The second barrier was evaluation. Many healthcare evidence frameworks are designed around diagnostic tools, where the result is often binary: disease is present or it is not. Prediction is different. It deals in probability and future risk. Dr Godeseth argued that if evaluation models remain built around diagnostics, they may struggle to capture the value of predictive technologies.

The third barrier was infrastructure. Genetic data is different from many other forms of health data because it is static. It can be collected once and used throughout a person’s life, not only for prevention but for multiple points in an individual’s lifetime, for example for treatment selection during disease, or pharmacogenomics to guide medication choice.
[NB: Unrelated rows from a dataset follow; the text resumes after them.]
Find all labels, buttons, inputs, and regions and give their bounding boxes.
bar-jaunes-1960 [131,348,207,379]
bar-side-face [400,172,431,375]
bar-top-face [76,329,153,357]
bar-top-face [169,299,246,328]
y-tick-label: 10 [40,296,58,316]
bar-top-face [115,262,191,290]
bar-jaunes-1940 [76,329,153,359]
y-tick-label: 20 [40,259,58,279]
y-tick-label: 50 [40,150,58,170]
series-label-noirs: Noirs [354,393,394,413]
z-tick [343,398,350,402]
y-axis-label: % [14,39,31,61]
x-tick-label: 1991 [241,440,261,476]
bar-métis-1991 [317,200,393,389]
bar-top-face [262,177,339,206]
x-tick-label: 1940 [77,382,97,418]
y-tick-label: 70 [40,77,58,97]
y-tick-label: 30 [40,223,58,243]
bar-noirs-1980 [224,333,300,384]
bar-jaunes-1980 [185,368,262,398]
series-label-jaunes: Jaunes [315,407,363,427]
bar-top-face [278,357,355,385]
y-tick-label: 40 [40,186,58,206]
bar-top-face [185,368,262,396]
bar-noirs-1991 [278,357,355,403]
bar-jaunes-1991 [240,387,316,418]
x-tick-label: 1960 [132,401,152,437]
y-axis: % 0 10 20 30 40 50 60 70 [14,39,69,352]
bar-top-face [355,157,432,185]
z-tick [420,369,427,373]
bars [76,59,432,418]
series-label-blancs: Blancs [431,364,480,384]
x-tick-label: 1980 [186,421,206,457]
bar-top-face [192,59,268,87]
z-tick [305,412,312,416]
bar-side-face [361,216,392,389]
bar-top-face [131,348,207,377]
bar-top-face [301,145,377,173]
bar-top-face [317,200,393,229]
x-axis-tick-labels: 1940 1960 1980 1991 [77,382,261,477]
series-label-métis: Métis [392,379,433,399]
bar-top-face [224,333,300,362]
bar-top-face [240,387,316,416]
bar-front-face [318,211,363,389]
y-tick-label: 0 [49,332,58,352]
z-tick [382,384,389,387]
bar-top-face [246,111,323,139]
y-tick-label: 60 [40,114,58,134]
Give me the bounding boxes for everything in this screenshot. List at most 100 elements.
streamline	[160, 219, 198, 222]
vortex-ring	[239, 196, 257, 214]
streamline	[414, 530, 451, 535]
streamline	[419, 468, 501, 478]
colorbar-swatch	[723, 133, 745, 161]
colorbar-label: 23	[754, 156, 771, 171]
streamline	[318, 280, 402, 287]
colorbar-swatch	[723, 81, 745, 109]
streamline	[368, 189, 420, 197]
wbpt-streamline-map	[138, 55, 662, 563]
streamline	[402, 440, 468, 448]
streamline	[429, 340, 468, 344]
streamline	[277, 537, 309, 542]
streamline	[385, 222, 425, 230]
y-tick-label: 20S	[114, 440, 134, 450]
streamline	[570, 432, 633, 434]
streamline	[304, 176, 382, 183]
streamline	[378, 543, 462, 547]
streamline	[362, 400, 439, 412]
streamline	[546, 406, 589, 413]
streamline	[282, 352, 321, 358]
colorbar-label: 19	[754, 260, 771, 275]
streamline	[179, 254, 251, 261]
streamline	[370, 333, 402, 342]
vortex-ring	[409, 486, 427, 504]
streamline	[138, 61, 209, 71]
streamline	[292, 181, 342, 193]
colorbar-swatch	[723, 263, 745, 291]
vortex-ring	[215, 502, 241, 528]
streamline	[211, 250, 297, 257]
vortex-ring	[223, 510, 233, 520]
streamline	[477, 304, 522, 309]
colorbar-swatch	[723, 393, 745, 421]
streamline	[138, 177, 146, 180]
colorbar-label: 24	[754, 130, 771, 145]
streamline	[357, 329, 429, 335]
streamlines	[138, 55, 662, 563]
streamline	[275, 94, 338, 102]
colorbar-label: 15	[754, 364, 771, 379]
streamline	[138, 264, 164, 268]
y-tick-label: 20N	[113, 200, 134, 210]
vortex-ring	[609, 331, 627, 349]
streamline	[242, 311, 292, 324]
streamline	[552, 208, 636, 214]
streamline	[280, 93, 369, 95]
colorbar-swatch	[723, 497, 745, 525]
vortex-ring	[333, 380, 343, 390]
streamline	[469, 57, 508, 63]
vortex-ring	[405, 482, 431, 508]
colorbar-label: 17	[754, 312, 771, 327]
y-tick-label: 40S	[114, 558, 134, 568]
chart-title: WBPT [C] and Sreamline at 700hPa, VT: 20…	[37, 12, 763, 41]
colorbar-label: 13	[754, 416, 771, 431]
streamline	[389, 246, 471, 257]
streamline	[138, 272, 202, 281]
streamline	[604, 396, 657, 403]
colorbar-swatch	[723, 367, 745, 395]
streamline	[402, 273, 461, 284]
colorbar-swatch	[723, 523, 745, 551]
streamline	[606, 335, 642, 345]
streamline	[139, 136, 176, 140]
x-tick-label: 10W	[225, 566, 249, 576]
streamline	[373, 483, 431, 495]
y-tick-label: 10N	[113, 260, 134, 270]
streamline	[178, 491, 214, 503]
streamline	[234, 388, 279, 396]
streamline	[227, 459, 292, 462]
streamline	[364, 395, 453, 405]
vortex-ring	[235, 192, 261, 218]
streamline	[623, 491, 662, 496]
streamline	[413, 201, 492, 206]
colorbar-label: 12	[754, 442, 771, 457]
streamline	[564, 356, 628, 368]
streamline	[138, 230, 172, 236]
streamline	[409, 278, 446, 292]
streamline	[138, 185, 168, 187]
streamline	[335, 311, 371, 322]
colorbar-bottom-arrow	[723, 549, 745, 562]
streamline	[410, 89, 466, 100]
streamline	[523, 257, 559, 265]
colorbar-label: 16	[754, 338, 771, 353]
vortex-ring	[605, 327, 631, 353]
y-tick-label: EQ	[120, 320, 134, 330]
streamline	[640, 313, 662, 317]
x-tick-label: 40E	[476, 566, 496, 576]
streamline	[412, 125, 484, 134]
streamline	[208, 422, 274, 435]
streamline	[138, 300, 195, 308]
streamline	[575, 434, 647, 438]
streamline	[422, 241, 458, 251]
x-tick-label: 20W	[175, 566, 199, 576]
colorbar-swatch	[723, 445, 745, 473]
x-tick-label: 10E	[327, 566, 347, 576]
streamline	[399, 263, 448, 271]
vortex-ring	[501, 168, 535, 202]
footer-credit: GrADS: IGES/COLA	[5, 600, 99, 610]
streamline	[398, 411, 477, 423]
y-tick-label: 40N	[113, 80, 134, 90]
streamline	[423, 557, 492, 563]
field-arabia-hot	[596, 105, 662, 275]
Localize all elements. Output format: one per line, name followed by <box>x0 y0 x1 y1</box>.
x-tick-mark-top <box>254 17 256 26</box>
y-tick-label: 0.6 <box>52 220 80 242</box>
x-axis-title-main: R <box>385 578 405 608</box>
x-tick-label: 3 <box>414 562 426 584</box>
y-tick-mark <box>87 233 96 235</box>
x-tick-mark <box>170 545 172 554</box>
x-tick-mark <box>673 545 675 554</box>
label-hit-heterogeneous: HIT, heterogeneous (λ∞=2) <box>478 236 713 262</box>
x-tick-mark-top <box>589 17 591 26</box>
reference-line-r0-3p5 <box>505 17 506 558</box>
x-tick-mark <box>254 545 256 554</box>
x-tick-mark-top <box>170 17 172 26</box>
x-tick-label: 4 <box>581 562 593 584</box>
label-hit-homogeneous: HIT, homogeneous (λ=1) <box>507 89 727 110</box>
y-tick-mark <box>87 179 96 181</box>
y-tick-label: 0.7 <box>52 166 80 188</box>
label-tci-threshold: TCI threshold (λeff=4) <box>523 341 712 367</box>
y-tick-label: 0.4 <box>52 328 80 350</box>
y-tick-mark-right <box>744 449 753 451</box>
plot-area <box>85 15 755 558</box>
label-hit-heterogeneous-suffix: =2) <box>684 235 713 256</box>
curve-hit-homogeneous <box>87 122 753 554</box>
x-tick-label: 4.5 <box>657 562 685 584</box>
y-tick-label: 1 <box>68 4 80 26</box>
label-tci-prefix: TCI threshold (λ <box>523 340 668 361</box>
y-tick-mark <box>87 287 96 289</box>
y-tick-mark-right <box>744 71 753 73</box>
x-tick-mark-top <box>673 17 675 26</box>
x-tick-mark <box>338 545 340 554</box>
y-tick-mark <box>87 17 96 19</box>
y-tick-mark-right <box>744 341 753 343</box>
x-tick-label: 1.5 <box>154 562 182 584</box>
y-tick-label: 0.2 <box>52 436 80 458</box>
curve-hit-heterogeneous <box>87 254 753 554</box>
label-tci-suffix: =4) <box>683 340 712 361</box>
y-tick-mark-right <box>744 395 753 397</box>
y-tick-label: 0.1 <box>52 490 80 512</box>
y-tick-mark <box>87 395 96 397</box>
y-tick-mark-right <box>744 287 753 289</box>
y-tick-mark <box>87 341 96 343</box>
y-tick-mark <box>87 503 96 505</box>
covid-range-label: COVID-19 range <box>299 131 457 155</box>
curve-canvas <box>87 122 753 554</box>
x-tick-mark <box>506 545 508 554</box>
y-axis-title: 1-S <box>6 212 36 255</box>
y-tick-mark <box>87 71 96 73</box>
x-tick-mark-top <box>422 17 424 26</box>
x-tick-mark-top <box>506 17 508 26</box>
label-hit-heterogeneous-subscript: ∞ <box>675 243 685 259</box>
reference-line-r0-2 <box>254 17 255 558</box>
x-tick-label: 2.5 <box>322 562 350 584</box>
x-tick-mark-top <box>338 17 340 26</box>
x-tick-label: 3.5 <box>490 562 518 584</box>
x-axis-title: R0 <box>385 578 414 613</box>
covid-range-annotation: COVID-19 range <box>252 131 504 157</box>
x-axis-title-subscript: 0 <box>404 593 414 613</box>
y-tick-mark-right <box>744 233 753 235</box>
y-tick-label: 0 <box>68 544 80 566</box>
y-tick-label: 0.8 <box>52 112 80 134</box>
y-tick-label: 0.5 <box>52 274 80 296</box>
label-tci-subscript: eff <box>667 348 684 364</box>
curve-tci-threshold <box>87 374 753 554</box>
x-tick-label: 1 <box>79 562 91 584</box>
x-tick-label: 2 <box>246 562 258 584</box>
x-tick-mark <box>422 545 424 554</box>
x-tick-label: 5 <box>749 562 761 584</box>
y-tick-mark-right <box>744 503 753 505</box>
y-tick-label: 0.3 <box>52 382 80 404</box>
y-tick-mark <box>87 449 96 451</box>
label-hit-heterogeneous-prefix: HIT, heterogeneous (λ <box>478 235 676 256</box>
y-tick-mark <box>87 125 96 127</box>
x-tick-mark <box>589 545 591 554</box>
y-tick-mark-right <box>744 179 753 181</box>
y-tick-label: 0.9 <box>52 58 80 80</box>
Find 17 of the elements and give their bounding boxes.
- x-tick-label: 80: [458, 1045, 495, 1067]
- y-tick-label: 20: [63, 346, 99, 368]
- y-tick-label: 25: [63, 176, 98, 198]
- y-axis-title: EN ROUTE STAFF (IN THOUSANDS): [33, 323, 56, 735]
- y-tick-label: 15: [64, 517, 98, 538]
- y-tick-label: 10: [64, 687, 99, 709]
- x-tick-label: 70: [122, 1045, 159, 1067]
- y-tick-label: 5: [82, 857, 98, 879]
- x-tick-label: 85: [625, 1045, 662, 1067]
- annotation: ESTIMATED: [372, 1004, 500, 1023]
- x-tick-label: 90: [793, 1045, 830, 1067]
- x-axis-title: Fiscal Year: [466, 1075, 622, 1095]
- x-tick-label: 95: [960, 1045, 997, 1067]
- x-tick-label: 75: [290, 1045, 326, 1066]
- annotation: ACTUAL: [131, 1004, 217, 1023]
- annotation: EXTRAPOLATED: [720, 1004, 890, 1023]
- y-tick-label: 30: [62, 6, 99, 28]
Yet healthcare infrastructure is still largely designed around episodic care, not lifelong use of genomic information.

Nottinghamshire MP, Steve Yemm hosted the UKAI and Curia Annual Parliamentary Healthcare and AI Showcase.
Nottinghamshire MP, Steve Yemm hosted the UKAI and Curia Annual Parliamentary Healthcare and AI Showcase.

Building a preventive NHS

Dr Godeseth’s message was that genomics is ready to play a much larger role in healthcare, but the system around it must change. If the NHS is to move from reactive treatment to prevention, it will need funding models that reward earlier intervention, evaluation frameworks suited to prediction, and infrastructure capable of using genetic information safely across a person’s lifetime.

Across seven common diseases, research published in Nature Communications has shown that PRS-guided screening could reduce premature deaths in high-risk groups by 23.3%. Yet there is a risk that proven, deployable technology is held back while the system waits for next-generation AI and multi-omic tools that remain years from clinical readiness. Deploying what works today builds the infrastructure on which future innovations will depend.

Her remarks reinforced a wider theme of the showcase: innovation is already here. The challenge now is to reform the structures that determine whether it can reach patients at scale. Patients who could be identified and helped today should not continue to be missed while the system debates what comes next.